Federated query tests - experiences from Andy Seaborne on 2012-01-27 (public-rdf-dawg@w3.org from January to March 2012)

From: Andy Seaborne <andy.seaborne@epimorphics.com>
Date: Fri, 27 Jan 2012 20:18:22 +0000
To: SPARQL Working Group <public-rdf-dawg@w3.org>
Message-ID: <4F23068E.4040703@epimorphics.com>

(First attempt to send this was from the wrong address - please ignore)

I've managed to run the federated query tests - in case it helps anyone 
else, here's what I did.

There are two changes to the test needed:

== service06.srx

The query says:
SELECT ?s ?o1 ?o2
but ?o2 (which is never bound) wasn't listed in the in the <head> of the 
results.

I've corrected this in CVS.

== service05.rq

This one is because the test isn't quite what it seems.

SELECT ?service ?title
WHERE {
   # Find the service with subject "remote".
   ?p dc:subject ?projectSubject ;
      void:sparqlEndpoint ?service
      FILTER regex(?projectSubject, "remote")

   # Query that service projects.
   SERVICE ?service {
      ?project  doap:name ?title . }
}

Written like that, strict SPARQL says the FILTER is on the whole block 
and that includes the SERVICE.  It's as if it is after the SERVICE (an 
optimizer can move it around - I'm sure many do).  That makes ?service 
unfiltered at the point of naive execution.

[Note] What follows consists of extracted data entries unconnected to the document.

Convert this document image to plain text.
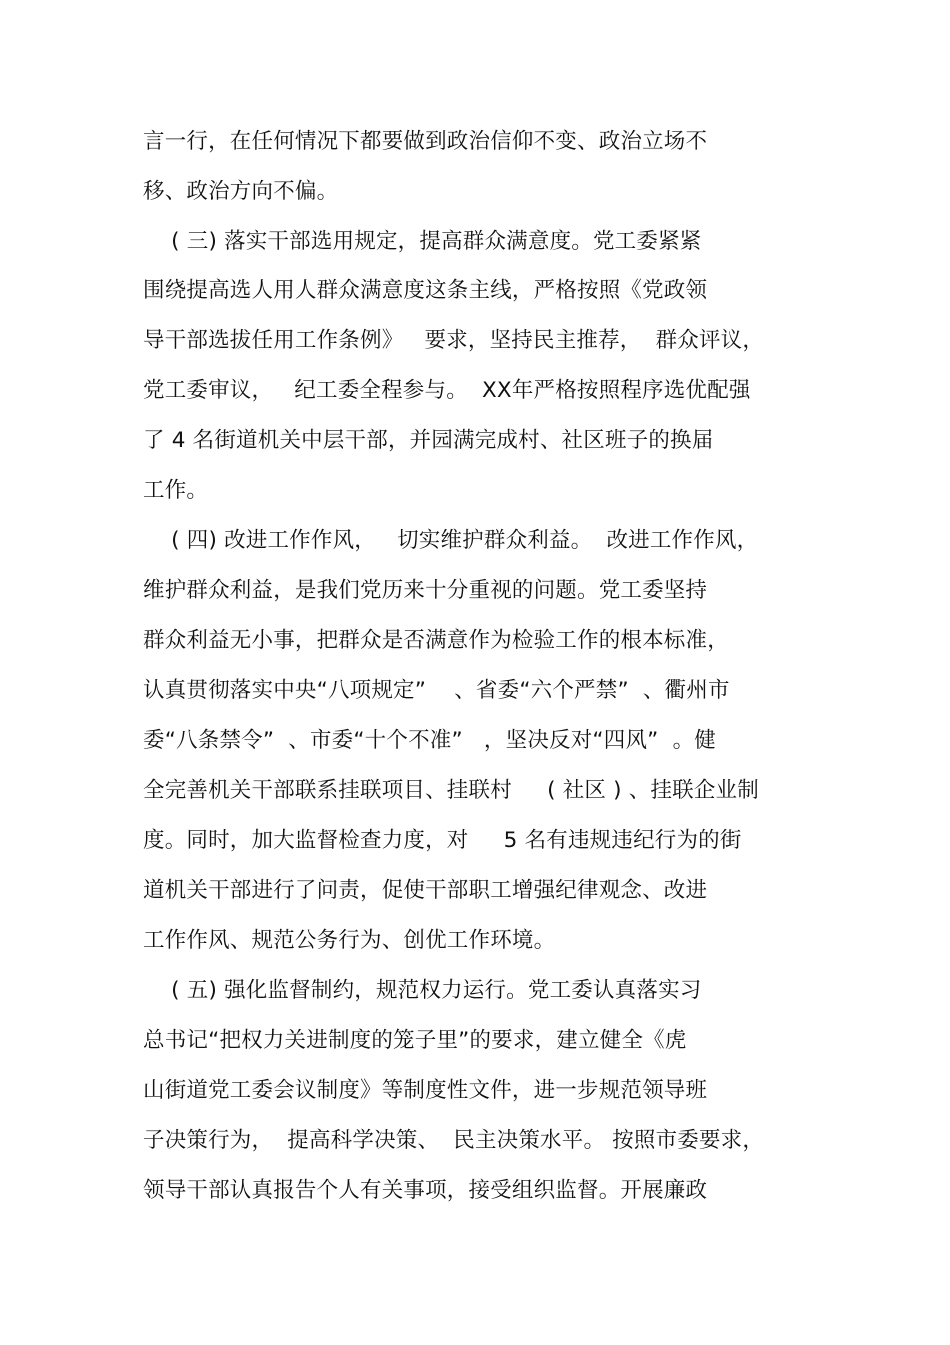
言一行，在任何情况下都要做到政治信仰不变、政治立场不
移、政治方向不偏。
( 三) 落实干部选用规定，提高群众满意度。党工委紧紧
围绕提高选人用人群众满意度这条主线，严格按照《党政领
导干部选拔任用工作条例》   要求，坚持民主推荐，  群众评议，
党工委审议，   纪工委全程参与。  XX年严格按照程序选优配强
了 4 名街道机关中层干部，并园满完成村、社区班子的换届
工作。
( 四) 改进工作作风，   切实维护群众利益。  改进工作作风，
维护群众利益，是我们党历来十分重视的问题。党工委坚持
群众利益无小事，把群众是否满意作为检验工作的根本标准，
认真贯彻落实中央“八项规定”    、省委“六个严禁”  、衢州市
委“八条禁令”  、市委“十个不准”   ，坚决反对“四风”  。健
全完善机关干部联系挂联项目、挂联村     ( 社区 ) 、挂联企业制
度。同时，加大监督检查力度，对     5 名有违规违纪行为的街
道机关干部进行了问责，促使干部职工增强纪律观念、改进
工作作风、规范公务行为、创优工作环境。
( 五) 强化监督制约，规范权力运行。党工委认真落实习
总书记“把权力关进制度的笼子里”的要求，建立健全《虎
山街道党工委会议制度》等制度性文件，进一步规范领导班
子决策行为，  提高科学决策、  民主决策水平。 按照市委要求，
领导干部认真报告个人有关事项，接受组织监督。开展廉政
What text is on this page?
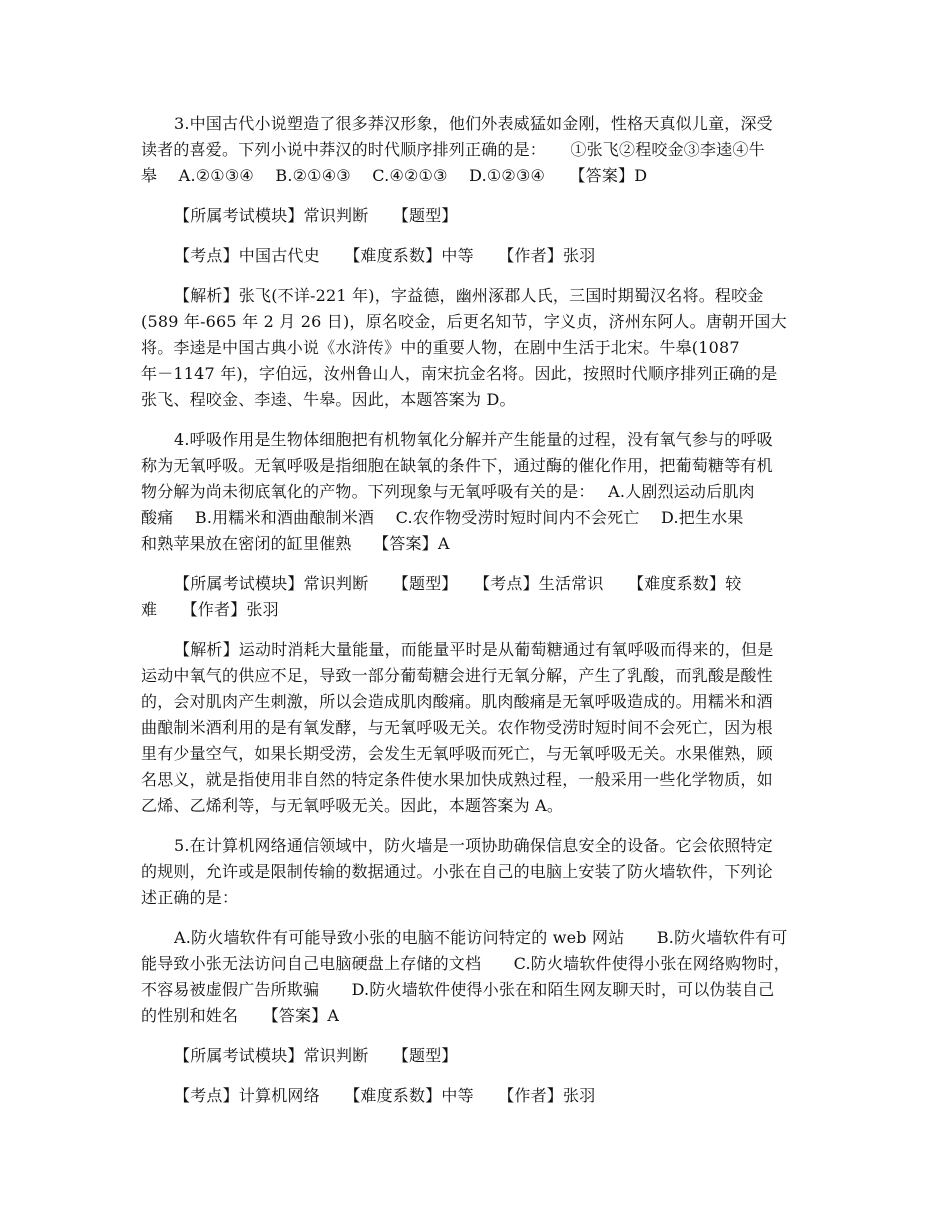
3.中国古代小说塑造了很多莽汉形象，他们外表威猛如金刚，性格天真似儿童，深受
读者的喜爱。下列小说中莽汉的时代顺序排列正确的是：　　①张飞②程咬金③李逵④牛
皋　 A.②①③④　 B.②①④③　 C.④②①③　 D.①②③④　　【答案】D
【所属考试模块】常识判断　　【题型】
【考点】中国古代史　　【难度系数】中等　　【作者】张羽
【解析】张飞(不详-221 年)，字益德，幽州涿郡人氏，三国时期蜀汉名将。程咬金
(589 年-665 年 2 月 26 日)，原名咬金，后更名知节，字义贞，济州东阿人。唐朝开国大
将。李逵是中国古典小说《水浒传》中的重要人物，在剧中生活于北宋。牛皋(1087
年－1147 年)，字伯远，汝州鲁山人，南宋抗金名将。因此，按照时代顺序排列正确的是
张飞、程咬金、李逵、牛皋。因此，本题答案为 D。
4.呼吸作用是生物体细胞把有机物氧化分解并产生能量的过程，没有氧气参与的呼吸
称为无氧呼吸。无氧呼吸是指细胞在缺氧的条件下，通过酶的催化作用，把葡萄糖等有机
物分解为尚未彻底氧化的产物。下列现象与无氧呼吸有关的是：　 A.人剧烈运动后肌肉
酸痛　 B.用糯米和酒曲酿制米酒　 C.农作物受涝时短时间内不会死亡　 D.把生水果
和熟苹果放在密闭的缸里催熟　 【答案】A
【所属考试模块】常识判断　　【题型】　　【考点】生活常识　　【难度系数】较
难　　【作者】张羽
【解析】运动时消耗大量能量，而能量平时是从葡萄糖通过有氧呼吸而得来的，但是
运动中氧气的供应不足，导致一部分葡萄糖会进行无氧分解，产生了乳酸，而乳酸是酸性
的，会对肌肉产生刺激，所以会造成肌肉酸痛。肌肉酸痛是无氧呼吸造成的。用糯米和酒
曲酿制米酒利用的是有氧发酵，与无氧呼吸无关。农作物受涝时短时间不会死亡，因为根
里有少量空气，如果长期受涝，会发生无氧呼吸而死亡，与无氧呼吸无关。水果催熟，顾
名思义，就是指使用非自然的特定条件使水果加快成熟过程，一般采用一些化学物质，如
乙烯、乙烯利等，与无氧呼吸无关。因此，本题答案为 A。
5.在计算机网络通信领域中，防火墙是一项协助确保信息安全的设备。它会依照特定
的规则，允许或是限制传输的数据通过。小张在自己的电脑上安装了防火墙软件，下列论
述正确的是：
A.防火墙软件有可能导致小张的电脑不能访问特定的 web 网站　　B.防火墙软件有可
能导致小张无法访问自己电脑硬盘上存储的文档　　C.防火墙软件使得小张在网络购物时，
不容易被虚假广告所欺骗　　D.防火墙软件使得小张在和陌生网友聊天时，可以伪装自己
的性别和姓名　　【答案】A
【所属考试模块】常识判断　　【题型】
【考点】计算机网络　　【难度系数】中等　　【作者】张羽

But we want to force it to be only applying to the local part of the 
query: adding a pair of {} does that:

  {
    {
   # Find the service with subject "remote".
   ?p dc:subject ?projectSubject ;
      void:sparqlEndpoint ?service
      FILTER regex(?projectSubject, "remote")
    }

   # Query that service projects.
   SERVICE ?service {
      ?project  doap:name ?title . }
}

After talking to Greg about this on IRC, I have changed CVS as it seems 
to be the intention.  My EARL report assumes the change.

== Setup

The tests can't be executes as-is because they refer to various 
endpoints needed to be queries.  I was aiming to run the queries and 
manually check the results against the specified results.  Changing the 
ARQ test suite code looked like it would take longer than running the 
tests and doing some manual work.

The data for the same endpoint is different for different tests so 
instead I made every endpoint/data combination different.  I ran a copy 
of Fuseki with 9 different endpoints (some tests go to two places, #7 
does not need a real endpoint).

e.g.
service02.rq:

SELECT ?s ?o1 ?o2
{
   SERVICE <http://localhost:3030/ds2a/sparql> {
   ?s ?p ?o1 . }
   OPTIONAL {
     SERVICE <http://localhost:3030/ds2b/sparql> {
     ?s ?p2 ?o2 }
   }
}

Then I ran the tests queries in a single run, and checked the results 
were the same as the srx files.

The final state of my test area is available for inspection:

http://people.apache.org/~andy/service-tests-2012-01-25.zip

     Andy

Received on Friday, 27 January 2012 20:18:50 UTC